Abstract
Purpose:
Strabismus correction surgery is well documented in both the literature and in practice with varying levels of success and permanence. Potentially, muscle remodeling and/or central neural adaptation affects the final state of misalignment after treatment. Our goal was to assess central adaptation by examining Abducens neuron (ABN) responses in strabismic monkeys following surgical correction.
Methods:
The study included one rhesus monkey with an exotropia (strabismus angle: OD: ~30°, OS: ~15°) that was induced in infancy using an optical prism-viewing paradigm. Surgical treatment when animal was ~6years old involved recession of the lateral rectus (LR) and resection of the medial rectus (MR) of the left eye only. We recorded from 75 ABNs prior to treatment and from 92 ABNs over the first 6 months following treatment. ABN firing rates (FR) and horizontal eye position and velocity acquired during a horizontal smooth pursuit task (0.3Hz, ±15°) were used to identify regression coefficients in a first-order model (FR = K*Epos + R*Evel + C).

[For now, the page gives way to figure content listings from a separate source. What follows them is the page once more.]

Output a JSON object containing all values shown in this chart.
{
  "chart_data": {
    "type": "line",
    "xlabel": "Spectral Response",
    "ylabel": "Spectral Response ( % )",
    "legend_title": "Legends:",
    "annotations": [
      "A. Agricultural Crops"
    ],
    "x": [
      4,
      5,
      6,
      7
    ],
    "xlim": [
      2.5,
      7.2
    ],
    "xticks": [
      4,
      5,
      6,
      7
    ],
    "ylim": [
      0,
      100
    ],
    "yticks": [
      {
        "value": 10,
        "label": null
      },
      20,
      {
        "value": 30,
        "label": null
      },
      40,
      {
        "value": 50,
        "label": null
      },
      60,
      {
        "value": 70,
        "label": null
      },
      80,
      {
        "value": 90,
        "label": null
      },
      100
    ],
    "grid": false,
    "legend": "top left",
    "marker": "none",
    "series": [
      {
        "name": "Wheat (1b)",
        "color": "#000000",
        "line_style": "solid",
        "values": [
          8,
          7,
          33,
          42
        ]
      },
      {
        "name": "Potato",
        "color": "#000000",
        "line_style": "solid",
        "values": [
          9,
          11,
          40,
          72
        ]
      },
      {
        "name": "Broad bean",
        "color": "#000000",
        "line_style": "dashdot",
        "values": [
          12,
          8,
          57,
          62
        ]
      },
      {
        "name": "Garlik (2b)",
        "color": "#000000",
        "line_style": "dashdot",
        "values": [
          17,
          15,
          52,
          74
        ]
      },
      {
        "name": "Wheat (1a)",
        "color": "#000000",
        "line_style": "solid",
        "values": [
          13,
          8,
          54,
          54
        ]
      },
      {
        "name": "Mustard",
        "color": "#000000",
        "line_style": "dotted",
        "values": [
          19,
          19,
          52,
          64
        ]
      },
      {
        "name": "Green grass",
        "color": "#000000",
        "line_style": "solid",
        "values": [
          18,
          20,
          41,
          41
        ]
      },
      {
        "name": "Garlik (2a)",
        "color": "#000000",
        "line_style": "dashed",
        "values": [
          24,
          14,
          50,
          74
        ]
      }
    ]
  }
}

K and C coefficients were then used to compute the population LR neuronal drive (ND) necessary to produce static deviation of the non-fixating eye before surgery (pre), <1 month after surgery (post1), ~6 months after surgery (post6).
Results:
Strabismus angle (SA) was reduced by ~35% at post1. SA during OS view gradually increased back to its pre-surgery value while SA during OD view was still reduced by ~28% of its pre-surgery value at post6. Analysis of Left ABN cells showed that the ND to the LR of the treated left eye did not change at post1 although SA was reduced significantly (pre: 177±81 sp/s, post1: 173±79 sp/s). Analysis of Right ABN cells indicated that the ND to the LR of the untreated right eye was reduced at post1 (pre: 115±78 sp/s, post1: 80±57). At post6, the ND from Left ABN showed a significant drop (138±47 sp/s); the ND from Right ABN reverted to pre-surgery levels (107±26 sp/s).
Conclusions:
The unchanged ND to the treated eye immediately after surgery suggests that alterations in muscle strength of the treated eye determined the improvement in strabismus angle; post1 reduction in ND to the untreated eye simply reflects Hering’s law. The post6 changes in the NDs to both treated and untreated eyes suggest a significant role of neural adaptation in addition to muscle remodeling in setting the steady-state strabismus angle.